Enquanto Deus Pinheiro era ministro, o Executivo britânico era encabeçado pela chamada ‘Dama de Ferro’, Margaret Thachter. Em 1975 a líder conservadora defendeu a pertença à CEE – mas nunca deixou de se mostrar relutante quanto ao assunto. Aliás, em 1990 acabou a demitir-se, face à pressão dos europeístas do seu partido, que queriam maior integração europeia.

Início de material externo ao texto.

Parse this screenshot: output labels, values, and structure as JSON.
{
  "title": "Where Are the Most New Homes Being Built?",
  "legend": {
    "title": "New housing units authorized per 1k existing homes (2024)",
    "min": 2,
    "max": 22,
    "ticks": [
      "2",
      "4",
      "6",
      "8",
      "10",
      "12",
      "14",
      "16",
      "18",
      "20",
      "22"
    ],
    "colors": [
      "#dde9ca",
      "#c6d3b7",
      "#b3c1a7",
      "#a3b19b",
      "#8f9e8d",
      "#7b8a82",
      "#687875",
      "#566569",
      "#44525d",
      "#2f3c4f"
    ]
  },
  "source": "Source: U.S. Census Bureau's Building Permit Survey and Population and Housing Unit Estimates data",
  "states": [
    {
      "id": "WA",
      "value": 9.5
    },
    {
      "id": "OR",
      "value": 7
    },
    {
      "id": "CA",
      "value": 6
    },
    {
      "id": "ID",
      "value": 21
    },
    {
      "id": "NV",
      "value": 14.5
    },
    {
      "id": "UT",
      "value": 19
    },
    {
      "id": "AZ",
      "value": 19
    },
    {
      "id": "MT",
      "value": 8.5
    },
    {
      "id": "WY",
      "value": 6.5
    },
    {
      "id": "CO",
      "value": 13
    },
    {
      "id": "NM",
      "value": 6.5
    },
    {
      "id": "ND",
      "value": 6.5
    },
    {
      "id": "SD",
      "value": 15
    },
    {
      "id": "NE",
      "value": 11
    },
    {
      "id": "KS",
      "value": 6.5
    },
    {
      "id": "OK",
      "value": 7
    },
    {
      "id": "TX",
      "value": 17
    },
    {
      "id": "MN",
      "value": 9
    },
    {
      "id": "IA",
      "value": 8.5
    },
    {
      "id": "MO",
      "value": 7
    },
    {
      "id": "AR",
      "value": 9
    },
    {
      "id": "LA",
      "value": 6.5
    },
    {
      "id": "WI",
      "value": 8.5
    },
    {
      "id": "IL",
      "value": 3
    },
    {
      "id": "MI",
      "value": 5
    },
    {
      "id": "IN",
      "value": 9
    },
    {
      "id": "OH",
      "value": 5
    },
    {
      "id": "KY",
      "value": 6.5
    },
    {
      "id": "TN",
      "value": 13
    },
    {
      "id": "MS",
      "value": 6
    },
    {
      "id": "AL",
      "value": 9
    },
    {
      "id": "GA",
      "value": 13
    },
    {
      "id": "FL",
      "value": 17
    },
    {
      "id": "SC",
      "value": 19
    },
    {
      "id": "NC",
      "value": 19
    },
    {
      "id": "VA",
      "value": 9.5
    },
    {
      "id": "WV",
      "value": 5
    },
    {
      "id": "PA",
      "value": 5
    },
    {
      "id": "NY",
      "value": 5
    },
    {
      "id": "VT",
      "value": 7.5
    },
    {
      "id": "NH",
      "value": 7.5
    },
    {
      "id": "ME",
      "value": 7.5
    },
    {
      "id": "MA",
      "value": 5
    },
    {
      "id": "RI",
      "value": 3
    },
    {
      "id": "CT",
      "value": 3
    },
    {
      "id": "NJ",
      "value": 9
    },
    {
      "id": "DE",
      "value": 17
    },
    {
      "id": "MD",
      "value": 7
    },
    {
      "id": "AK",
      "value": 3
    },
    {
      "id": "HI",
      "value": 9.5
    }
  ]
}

Thatcher, um dos grandes expoentes do neoliberalismo, ao mesmo tempo mantinha «uma posição muito chauvinista, muito nacionalista», recorda o ex-ministro dos Negócios Estrangeiros português. «Ela queria um mercado livre na Europa e mais nada». Ou seja, «no que toca às regras, queria que cada país tivesse as suas», com  «livre circulação de capitais e mercadorias», mas nunca de pessoas, explica Deus Pinheiro. É que a ‘Dama de Ferro’ «tinha sempre medo de ser invadida por europeus», conta.

Desde então, esta posição foi ecoada pelos conservadores eurocéticos britânicos, que em 2016 encabeçaram a campanha pelo Brexit: Aliás, muitos deles, como o atual primeiro-ministro, Boris Johnson, sempre se afirmaram herdeiros políticos de Thatcher.

Já a ex-primeira-ministra britânica Theresa May – que se viu à frente das negociações do Brexit após a derrota do seu antecessor, David Cameron, em 2016 – aproxima-se mais da tradição  de Geoffrey Howe e de John Major, ambos ministros dos Negócios Estrangeiros de Thatcher. Nesse posto, apesar de defenderem um ritmo mais lento para a integração europeia, mostraram-se «europeístas de primeira», nas palavras do seu homólogo português – foi a demissão de Howe que acelerou a substituição da primeira-ministra britânica por Major.       

    

‘Bárbaros de primeira’

Quando Deus Pinheiro assumiu a pasta dos Negócios Estrangeiros, eram os primeiros anos de Portugal na CEE, após a entrada, juntamente com Espanha, em 1986. «Nas reuniões, nós ficávamos ao lado dos ingleses», recorda o antigo ministro. A fluência em inglês da comitiva portuguesa facilitava a comunicação, além de haver interesses em comum. «Eles estavam a negociar Hong Kong, nós estávamos a negociar Macau», recorda, salientando também a vertente atlanticista de ambos os países, defensores da relação com os Estados Unidos.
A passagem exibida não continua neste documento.